Graduate Center for
Research and Retention
Have a Question?
Ask the Graduate
College at our new
email address:
GRAD-Info@wmich.edu
Doctoral Dissertation Announcement
Candidate: Nesrin Cengiz
Degree of:
Doctor of Philosophy
Department: Mathematics
Title: What Allows Teachers to Extend Student Thinking During Whole Group Discussions?
Committee:
Dr. Theresa J. Grant, Co-chair
Dr. Kate Kline, Co-Chair
Dr. Laura Van Zoest
Dr. Ok-Kyeong Kim
Dr. Carol Crumbaugh
Date: Thursday, August 2, 2007 3:00 p.m. – 5:00 p.m.
6625 Everett Tower
Abstract:
Research indicates that extending students’ mathematical thinking and helping them to move beyond their initial observations and solutions during whole-group discussions is challenging, even for the most experienced teachers. To better understand this phenomenon, the teaching of six experienced elementary school teachers, who had been teaching a standards-based curriculum for several years and had participated in a multi-year professional development project focused on that curriculum, is explored in this study. In particular, two issues are addressed: what it looks like to extend student thinking during whole group discussions and how teachers’ beliefs and knowledge support them in their efforts to extend student thinking.
Classrooms were observed as teachers taught an investigation (several connected lessons) on numbers and operations. Segments of whole-group discussions that had the potential to extend student thinking were analyzed to gain insight into the focus issues. Semi-structured interviews, taken before, during, and after teaching the investigation, were conducted to gain insight into the teachers’ thinking processes relevant to their actions and to understand the relationship between teachers’ knowledge/beliefs and their instructional actions.

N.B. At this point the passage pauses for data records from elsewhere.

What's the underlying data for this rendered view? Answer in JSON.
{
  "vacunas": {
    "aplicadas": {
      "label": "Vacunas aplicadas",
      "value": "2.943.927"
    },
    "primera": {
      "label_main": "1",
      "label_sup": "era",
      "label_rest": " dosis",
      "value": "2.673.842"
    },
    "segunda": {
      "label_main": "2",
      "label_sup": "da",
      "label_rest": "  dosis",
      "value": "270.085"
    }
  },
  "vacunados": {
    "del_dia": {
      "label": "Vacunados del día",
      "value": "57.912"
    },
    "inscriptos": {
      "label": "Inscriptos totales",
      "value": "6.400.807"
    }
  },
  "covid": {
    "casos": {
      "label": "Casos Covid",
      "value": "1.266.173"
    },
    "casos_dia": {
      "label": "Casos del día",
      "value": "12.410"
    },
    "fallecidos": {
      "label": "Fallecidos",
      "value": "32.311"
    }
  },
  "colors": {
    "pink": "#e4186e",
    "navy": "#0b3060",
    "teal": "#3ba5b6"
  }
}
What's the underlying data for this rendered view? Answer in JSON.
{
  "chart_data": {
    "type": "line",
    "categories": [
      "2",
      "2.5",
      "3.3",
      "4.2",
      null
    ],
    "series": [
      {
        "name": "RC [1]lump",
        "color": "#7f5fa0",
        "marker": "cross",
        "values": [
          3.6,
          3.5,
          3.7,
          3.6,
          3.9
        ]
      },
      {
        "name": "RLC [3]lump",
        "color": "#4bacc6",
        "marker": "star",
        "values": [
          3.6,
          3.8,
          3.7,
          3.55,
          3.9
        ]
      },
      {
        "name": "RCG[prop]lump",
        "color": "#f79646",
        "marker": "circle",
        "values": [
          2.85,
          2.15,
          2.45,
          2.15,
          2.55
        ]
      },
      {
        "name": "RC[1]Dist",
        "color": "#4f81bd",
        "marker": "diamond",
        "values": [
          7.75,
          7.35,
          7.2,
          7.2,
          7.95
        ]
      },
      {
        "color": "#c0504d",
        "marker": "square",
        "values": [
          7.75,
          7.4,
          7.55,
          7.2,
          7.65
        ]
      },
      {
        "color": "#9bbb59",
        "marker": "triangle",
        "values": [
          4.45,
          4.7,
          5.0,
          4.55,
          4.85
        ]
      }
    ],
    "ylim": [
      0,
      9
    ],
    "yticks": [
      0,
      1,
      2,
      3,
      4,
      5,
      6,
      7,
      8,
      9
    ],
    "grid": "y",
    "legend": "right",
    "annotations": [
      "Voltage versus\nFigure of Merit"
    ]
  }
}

All six teachers that participated in this study created opportunities to extend student thinking during whole group discussions by engaging students in problematizing mathematics, mathematical reflection, and mathematical reasoning. In creating these discussions, teachers utilized a variety of instructional actions. Some of the least frequently occurring instructional actions, such as providing counterspeculation and making connections among representations and contexts, may be some of the most effective instructional actions as they were found in some of the most powerful episodes.
The evidence from this study also suggests that the teachers’ beliefs about valued instructional actions were closely related to the prevalent instructional actions that took place during the extending episodes. However, the presence of tensions about their role during whole-group discussions seemed to weaken some teachers’ ability to extend student thinking. This suggests that it may be necessary to have a reasonably harmonious vision in order to enact these instructional actions in the classroom. Finally, the extent to which the teachers’ knowledge was developed had a clear impact on the powerfulness of the extending episodes.